IRPF-Quellensteuer gilt für berufliche Tätigkeiten (IAE-Stelle aus Abschnitt zwei oder drei): Berater, Anwälte, Architekten, Übersetzer, Privatärzte, Trainer. Sie gilt nicht für rein gewerbliche Tätigkeiten (Abschnitt eins): Einzelhandel, Gastronomie, Transporteure. Sind Sie beruflicher Autonomo und fakturieren an Firmen oder andere Autonomos, behalten Sie ein; an Privatpersonen nicht. Die Unterscheidung beruflich/gewerblich ist einer der fehleranfälligsten Punkte und einer, an dem die Steuerbehörde Daten automatisch abgleicht.

Sätze: 15% allgemein und 7% für neue Autonomos

Der allgemeine Satz bleibt aktuell bei 15% auf den Nettobetrag. Neue berufliche Autonomos (im Anfangsjahr und den zwei folgenden) können den ermäßigten Satz von 7% anwenden, sofern sie im Vorjahr keine berufliche Tätigkeit ausübten und dies dem Zahler formell mitteilen. Es gibt Sondersätze: 1% für Module in bestimmten Tätigkeiten, 19% für städtische Vermietungen (Formular 115), 19% für Kapitalerträge (Zinsen, Dividenden). Den falschen Satz anzuwenden hinterlässt eine Diskrepanz auf einer der beiden Seiten.

Wie mit Quellensteuer fakturiert wird

Die Rechnung muss Bemessungsgrundlage, MwSt zum entsprechenden Satz, auf der Nettogrundlage berechnete Quellensteuer und auszuzahlenden Gesamtbetrag aufweisen. Beispiel: Rechnung über 1.000 Euro + 21% MwSt - 15% Quellensteuer = 1.000 + 210 - 150 = 1.060 Euro, die Ihr Kunde überweist. Die 150 Euro führt Ihr Kunde via Formular 111 vierteljährlich an die Steuerbehörde ab und gibt Ihre NIF sowie den einbehaltenen Betrag an. Sie erhalten dieses Geld nicht, aber es wird als Vorauszahlung Ihrer jährlichen IRPF angerechnet. Bewahren Sie Rechnungen auf und fordern Sie, falls Ihr Kunde keine jährliche Bescheinigung übergibt, diese vor dem 31. Januar an.

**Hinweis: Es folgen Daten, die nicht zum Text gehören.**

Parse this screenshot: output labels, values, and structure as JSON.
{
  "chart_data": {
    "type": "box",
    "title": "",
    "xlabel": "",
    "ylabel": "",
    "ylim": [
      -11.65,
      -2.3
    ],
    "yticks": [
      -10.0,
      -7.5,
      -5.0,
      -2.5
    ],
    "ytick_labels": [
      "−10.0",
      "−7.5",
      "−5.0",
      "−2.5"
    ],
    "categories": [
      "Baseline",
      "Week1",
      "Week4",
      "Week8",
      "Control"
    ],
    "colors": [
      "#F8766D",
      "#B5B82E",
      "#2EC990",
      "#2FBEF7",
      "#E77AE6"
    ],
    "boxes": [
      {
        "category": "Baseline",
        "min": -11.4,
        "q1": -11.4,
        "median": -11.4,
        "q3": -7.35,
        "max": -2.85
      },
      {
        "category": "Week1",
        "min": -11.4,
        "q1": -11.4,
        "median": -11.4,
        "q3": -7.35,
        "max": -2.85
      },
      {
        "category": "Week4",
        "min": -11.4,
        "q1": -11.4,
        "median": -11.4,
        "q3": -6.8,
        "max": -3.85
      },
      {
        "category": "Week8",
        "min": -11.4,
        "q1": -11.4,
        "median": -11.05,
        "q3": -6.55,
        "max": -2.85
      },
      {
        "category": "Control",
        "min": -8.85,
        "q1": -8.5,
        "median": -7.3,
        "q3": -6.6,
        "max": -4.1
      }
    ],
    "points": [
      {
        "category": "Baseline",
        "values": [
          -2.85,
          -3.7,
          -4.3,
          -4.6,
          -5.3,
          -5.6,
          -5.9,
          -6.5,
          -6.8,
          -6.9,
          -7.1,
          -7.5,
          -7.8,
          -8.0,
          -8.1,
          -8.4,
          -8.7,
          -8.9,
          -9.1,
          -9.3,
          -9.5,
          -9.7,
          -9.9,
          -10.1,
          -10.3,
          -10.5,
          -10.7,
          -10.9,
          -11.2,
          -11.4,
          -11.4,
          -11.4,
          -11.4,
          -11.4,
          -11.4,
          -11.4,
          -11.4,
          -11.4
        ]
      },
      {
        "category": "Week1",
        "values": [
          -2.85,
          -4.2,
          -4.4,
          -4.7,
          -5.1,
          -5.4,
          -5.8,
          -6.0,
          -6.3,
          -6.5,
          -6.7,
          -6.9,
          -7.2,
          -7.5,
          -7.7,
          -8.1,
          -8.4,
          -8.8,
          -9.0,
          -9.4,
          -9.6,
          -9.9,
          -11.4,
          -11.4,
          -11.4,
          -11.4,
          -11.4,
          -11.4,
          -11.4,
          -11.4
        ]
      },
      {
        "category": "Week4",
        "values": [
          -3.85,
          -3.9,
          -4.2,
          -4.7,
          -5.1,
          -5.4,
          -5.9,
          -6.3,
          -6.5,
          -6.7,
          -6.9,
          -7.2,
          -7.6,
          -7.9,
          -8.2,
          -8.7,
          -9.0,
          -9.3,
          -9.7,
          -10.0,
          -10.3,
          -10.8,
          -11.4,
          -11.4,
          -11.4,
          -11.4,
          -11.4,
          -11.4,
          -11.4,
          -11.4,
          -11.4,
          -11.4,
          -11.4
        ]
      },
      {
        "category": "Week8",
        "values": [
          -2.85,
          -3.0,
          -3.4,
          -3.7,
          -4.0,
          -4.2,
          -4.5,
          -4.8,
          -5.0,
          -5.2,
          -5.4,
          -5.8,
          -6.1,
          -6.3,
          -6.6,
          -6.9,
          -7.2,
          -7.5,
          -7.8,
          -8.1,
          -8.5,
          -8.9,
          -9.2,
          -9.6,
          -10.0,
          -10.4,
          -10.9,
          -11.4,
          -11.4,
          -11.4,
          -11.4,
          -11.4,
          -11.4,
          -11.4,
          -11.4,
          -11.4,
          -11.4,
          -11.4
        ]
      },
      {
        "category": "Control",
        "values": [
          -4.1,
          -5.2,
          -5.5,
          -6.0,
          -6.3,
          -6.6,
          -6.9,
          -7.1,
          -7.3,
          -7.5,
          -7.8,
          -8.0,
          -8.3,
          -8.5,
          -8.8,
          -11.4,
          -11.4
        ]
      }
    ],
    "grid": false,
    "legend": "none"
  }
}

Formular 111 (Kunde) und Formular 115 (Miete)

Formular 111 ist die vierteljährliche Erklärung des Zahlers (Firma oder Autonomo) mit der Zusammenfassung der einbehaltenen Quellensteuer für Fachkräfte und Arbeitnehmer. Eingereicht zwischen dem 1. und 20. des Folgemonats nach Quartalsende, mit Jahresübersicht auf Formular 190. Vermietet Ihr Kunde Ihr Büro, reicht er Formular 115 ein (Quellensteuer auf städtische Mietverträge), ebenfalls vierteljährlich, Jahresübersicht auf Formular 180. Als Autonomo reichen Sie keines davon ein: Sie prüfen nur, dass sie korrekt auf Ihrer Jahresbescheinigung und in den im April von der Steuerbehörde veröffentlichten Steuerdaten erscheinen.

Vierteljährliches Formular 130: Ihre Vorauszahlung

Formular 130 ist die vierteljährliche IRPF-Vorauszahlung des beruflichen oder gewerblichen Autonomos, der nicht im Modulsystem ist. Es berechnet 20% auf das aufgelaufene Nettoeinkommen des Jahres (Einnahmen minus abzugsfähige Ausgaben) abzüglich bereits auf Rechnungen einbehaltener Quellensteuern. Wenn Ihre Kunden bereits 70% oder mehr Ihrer Einkünfte einbehalten haben, müssen Sie das 130 nicht einreichen. Deshalb sind viele 100%-B2B-Profis (mit 15% Quellensteuer auf jeder Rechnung) befreit. Wer teilweise an Privatpersonen fakturiert (ohne Quellensteuer), muss vierteljährlich über das 130 abführen.

Typische Fehler und wie man sie vermeidet

Die häufigsten Fehler: 7% anwenden, ohne dem Zahler den Status als neuer Autonomo formell mitgeteilt zu haben; Quellensteuer vergessen, wenn man an eine Sozietät oder berufliche Genossenschaft fakturiert; keine Quellensteuer auf die Büromiete (Formular 115 zwingend, wenn der Vermieter natürliche Person ist); Quellensteuer auf einer Rechnung an einen Privatmann angeben (nicht zulässig); oder schlimmer, Quellensteuern in der Jahres-IRPF nicht deklarieren und zahlen, als hätte man nichts vorgeschossen. Gute Praxis: jedes Jahr die Steuerdaten der Behörde herunterladen und vor der Erklärung mit der eigenen Buchhaltung abgleichen.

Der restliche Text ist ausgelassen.